(crônica de uma visita a um sítio no Jaru em outubro de 2019 – substituí os nomes verdadeiros. Quem narra é Tereza, esposa do Mário, ele, vaqueiro, aquele tipo de gente que faz tudo num sítio. “Velha” é a dona da fazenda. João José é psicólogo)
Eu sou Tereza, moro bem ali, pertinho da Curva da Morte, nem conto quantos acidentes já vi, porque as carretas não param, Jaru de um lado, Ouro Preto do outro, os morros são altos e vales profundos. Aprendi a viver entre roncos dos carros e o berro do gado. E foi sempre assim.
Precisa ver o Dr. João José está igual a uma criança, veio aqui em casa, de namorada nova, só Deus mesmo. O importante é estar feliz. Ele merece, pessoa boa, me ajudou nos momentos difíceis, sou grata a ele por tudo, ele tem um carinho imenso por mim. Porque eu passo uma energia boa para eles.
Meu horizonte, ali embaixo, onde morava, era curto demais, a rodovia à frente, onde se ouve bem mais do que se vê, o constante barulho de pneus, os fortes freadas e cheiro de borracha queimada, Do outro lado um açude grande num plano abaixo, do barracão insalubre, onde me alegro pescando tilápias. O morro com muitos trilhos escritos, por onde as vacas passam em filas, rodopiando círculos, buscando menor gasto de energia. Vai o dia. Escurece mais cedo, o sol se esconde do outro lado, a comida está pronta e daqui a pouco dormir entre a poesia e a realidade.
Ele pediu para o senhor vir aqui, comer um frango caipira, porque adoro cozinhar. Os amigos dele ficaram encantados comigo. Aquela “velha” mesmo, que fala mal de mim, que é endiabrada, tem espírito do mal, nem ligo pra ela. Onde eu chego fico logo “babada” de tanto beijo.
Ninguém me tira do sério. Fico chateada. E vou andando. Logo esqueço. Mais é inveja, a “velha” tá ruim da cabeça. Não guardo mágoa dela. Quando fico parada na BR, parece um show, um buzina outro buzina, eu fico toda alegre, por ter tanto amigo.
O Dr João José que cuidou de mim, como psicólogo, parece que hoje em dia, eu é que cuido dele. Ele disse que eu cheguei lá um lixo, agora, não. Eu falei pra Deus, que de hoje em diante, não choro mais. E parei de tomar todos os remédios, estes remédios não são de Deus, não sou louca, tudo ficou para trás.
Eu durmo bem, noite inteira. Estou em paz. Eu não pego nada dos outros. Posso ver dinheiro no chão, eu não pego mesmo. O que não é meu, eu não quero. Quando eu amo uma pessoa, eu amo mesmo. Não sinto mágoa de ninguém. Aqui dentro do meu coração, só tem espaço para o Senhor Jesus.
Eu sentia tanta coisa no meu corpo. Doía tudo. Aprendi muito na vida. Estou aqui, na casa da “velha” aqui em cima, mas, não mudou nada. Do mesmo jeito que eu morava no barracão lá embaixo. Saio daqui, vou no Jaru, de chinelo, e o povo gosta de mim assim mesmo.
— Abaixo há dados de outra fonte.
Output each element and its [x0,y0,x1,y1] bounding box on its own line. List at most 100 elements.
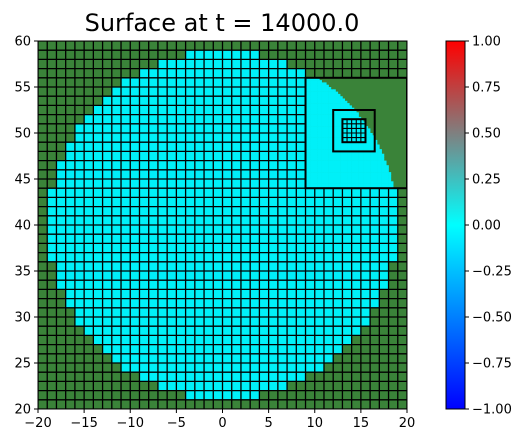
water-cell [305,215,315,225]
water-cell [314,225,324,235]
water-cell-fine [319,139,322,143]
water-cell-fine [319,105,322,108]
water-cell-fine [319,110,322,113]
water-cell [139,77,149,87]
water-cell [277,68,288,78]
water-cell-fine [365,137,369,141]
water-cell-fine [342,121,346,125]
water-cell-fine [367,156,371,159]
water-cell [222,335,232,345]
water-cell [148,326,158,336]
water-cell [139,326,149,336]
water-cell-fine [330,146,334,150]
water-cell-fine [314,130,318,134]
water-cell [204,372,214,382]
water-cell [157,298,168,308]
water-cell [213,105,223,115]
water-cell [148,317,158,327]
water-cell [204,234,214,244]
water-cell-fine [310,185,313,189]
water-cell-fine [328,98,332,102]
water-cell-fine [328,165,332,168]
water-cell-fine [340,128,343,131]
water-cell-fine [333,110,336,113]
water-cell [213,353,223,363]
water-cell [176,68,186,78]
water-cell-fine [367,158,371,161]
water-cell-fine [330,162,334,166]
water-cell [185,298,195,308]
water-cell [268,234,278,244]
water-cell [360,307,371,317]
water-cell [65,142,75,152]
water-cell-fine [307,169,311,173]
water-cell [130,179,140,189]
water-cell-fine [383,162,387,166]
water-cell [148,151,158,161]
water-cell [277,142,288,152]
water-cell-fine [344,103,348,106]
water-cell [287,160,297,170]
water-cell-fine [356,114,359,118]
water-cell-fine [328,160,332,164]
water-cell-fine [307,100,311,104]
water-cell-fine [337,93,341,97]
water-cell-fine [323,123,327,127]
water-cell [314,280,324,290]
water-cell-fine [377,176,380,180]
water-cell [93,289,103,299]
water-cell [287,87,297,97]
water-cell [287,280,297,290]
water-cell-fine [310,91,313,95]
water-cell [93,234,103,244]
water-cell [167,243,177,253]
water-cell-fine [312,169,316,173]
water-cell-fine [326,103,329,106]
water-cell-fine [317,174,320,177]
water-cell-fine [317,139,320,143]
water-cell [102,179,112,189]
water-cell [231,243,241,253]
water-cell [167,160,177,170]
water-cell-fine [333,91,336,95]
water-cell-fine [317,82,320,85]
water-cell-fine [307,121,311,125]
water-cell-fine [323,87,327,90]
water-cell-fine [353,151,357,154]
water-cell-fine [319,153,322,157]
water-cell-fine [321,89,325,92]
water-cell [204,243,214,253]
water-cell-fine [328,114,332,118]
water-cell [323,344,334,354]
water-cell-fine [386,183,389,187]
water-cell-fine [342,160,346,164]
water-cell [323,252,334,262]
water-cell [176,59,186,69]
water-cell-fine [321,116,325,120]
water-cell [130,252,140,262]
water-cell-fine [340,176,343,180]
water-cell [74,215,85,225]
water-cell [342,307,352,317]
water-cell [121,298,131,308]
water-cell [176,243,186,253]
water-cell-fine [317,80,320,83]
water-cell [157,59,168,69]
water-cell-fine [358,169,362,173]
water-cell-fine [314,181,318,184]
plot-area [37,40,408,410]
water-cell-fine [367,172,371,175]
water-cell-fine [328,146,332,150]
water-cell-fine [337,110,341,113]
water-cell-fine [358,144,362,148]
water-cell-fine [330,126,334,129]
water-cell-fine [326,158,329,161]
water-cell [231,188,241,198]
water-cell-fine [312,160,316,164]
water-cell-fine [321,98,325,102]
water-cell-fine [323,169,327,173]
water-cell-fine [326,137,329,141]
water-cell-fine [323,135,327,138]
water-cell [213,225,223,235]
water-cell [157,169,168,179]
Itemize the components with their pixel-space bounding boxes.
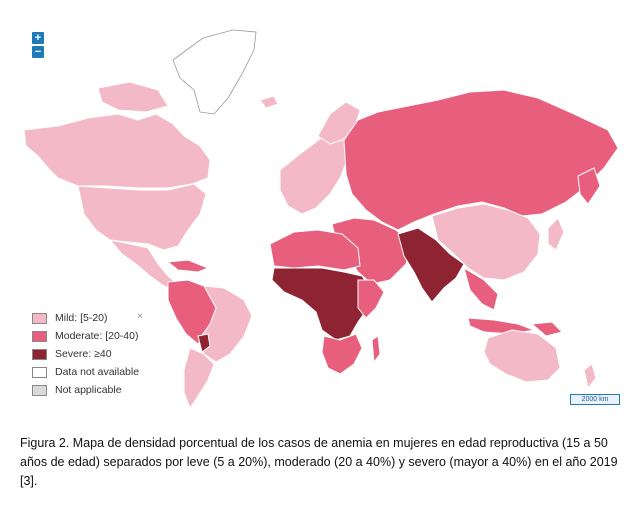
- region-russia[interactable]: [343, 89, 619, 231]
- legend-swatch-severe: [32, 348, 47, 360]
- region-japan[interactable]: [547, 217, 565, 251]
- legend-swatch-mild: [32, 312, 47, 324]
- legend-label-severe: Severe: ≥40: [55, 348, 112, 360]
- legend-item-not-applicable: Not applicable: [32, 381, 139, 399]
- region-iceland[interactable]: [259, 95, 279, 109]
- region-canada[interactable]: [23, 113, 211, 189]
- world-map[interactable]: [18, 18, 626, 410]
- region-bolivia[interactable]: [197, 333, 211, 353]
- legend-label-not-applicable: Not applicable: [55, 384, 122, 396]
- region-arctic-islands[interactable]: [97, 81, 169, 113]
- region-australia[interactable]: [483, 329, 561, 383]
- legend-item-not-available: Data not available: [32, 363, 139, 381]
- region-new-zealand[interactable]: [583, 363, 597, 390]
- region-papua[interactable]: [530, 321, 563, 337]
- region-madagascar[interactable]: [371, 335, 381, 364]
- map-panel[interactable]: + − Mild: [5-20) Moderate: [20-40) Sever…: [18, 18, 626, 410]
- scale-bar: 2000 km: [570, 394, 620, 405]
- legend-item-moderate: Moderate: [20-40): [32, 327, 139, 345]
- region-usa[interactable]: [77, 183, 207, 251]
- region-north-africa[interactable]: [269, 229, 361, 271]
- legend-label-not-available: Data not available: [55, 366, 140, 378]
- region-kamchatka[interactable]: [577, 167, 601, 205]
- region-southern-africa[interactable]: [321, 333, 363, 375]
- legend-swatch-not-available: [32, 366, 47, 378]
- figure-caption: Figura 2. Mapa de densidad porcentual de…: [20, 436, 618, 488]
- region-greenland[interactable]: [172, 29, 257, 115]
- legend-swatch-not-applicable: [32, 384, 47, 396]
- legend-item-mild: Mild: [5-20): [32, 309, 139, 327]
- legend-swatch-moderate: [32, 330, 47, 342]
- region-china[interactable]: [431, 203, 541, 281]
- zoom-in-button[interactable]: +: [32, 32, 44, 44]
- legend-close-icon[interactable]: ×: [137, 311, 143, 322]
- region-southern-cone[interactable]: [183, 347, 215, 410]
- region-brazil[interactable]: [199, 285, 253, 363]
- region-southeast-asia[interactable]: [463, 266, 499, 311]
- region-south-asia[interactable]: [397, 227, 465, 303]
- zoom-out-button[interactable]: −: [32, 46, 44, 58]
- legend-item-severe: Severe: ≥40: [32, 345, 139, 363]
- legend-label-mild: Mild: [5-20): [55, 312, 108, 324]
- region-europe[interactable]: [279, 129, 349, 215]
- legend-label-moderate: Moderate: [20-40): [55, 330, 139, 342]
- region-sub-saharan-africa[interactable]: [271, 267, 373, 341]
- region-caribbean[interactable]: [166, 259, 210, 273]
- region-east-africa[interactable]: [357, 279, 385, 319]
- legend: Mild: [5-20) Moderate: [20-40) Severe: ≥…: [32, 309, 139, 399]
Gosto do sítio. Plantar as coisas, criar galinha, minhas cebolinhas estão lindas. Abobrinhas crescendo. A mulher é muito brava, ela fala, fala, eu nem ligo. Deixo ela falar a vontade.
Tão lindo, pé de mamão produzindo. Lá no fundo plantei mandioca também. Minha horta, está linda, tenho uma mão boa para plantar. Folhas imensas de cebola, me dá tanto orgulho. A galinha tá gorda, só gordura, está aqui na panela.
A filha (da velha) dela chegou perto da gente. E tampou o nariz com os dedos, precisava ver, mas, vou vencer, com fé em Deus. Fico triste pelo meu marido, ele só sabe mexer com roça, cuidando de gado. Mário não sabe ler, faz cerca, cuida do gado, ela é implicante, ela deve colocar dentro do caixão a casa, a fazenda e tudo mais. Eles não são de Deus. A velha é do diabo, ser humano desprezível.
Hoje não sinto mais dor no estômago. Quando era criança gostava muito de pescar. Saía com um cachorro que eu tinha, comia palmito, castanha. Quando não estava pescando, andava pelos pastos, botava o cachorro no rastro do veado, depois íamos tomar banho no riacho de água cristalina. Ficava horas olhando as borboletas, muitas cores, brancas, azuis, amarelas. Só chegava em casa a noite.
Eu fazia uma bica com folha de bananeira para beber água saudável. Era uma delícia.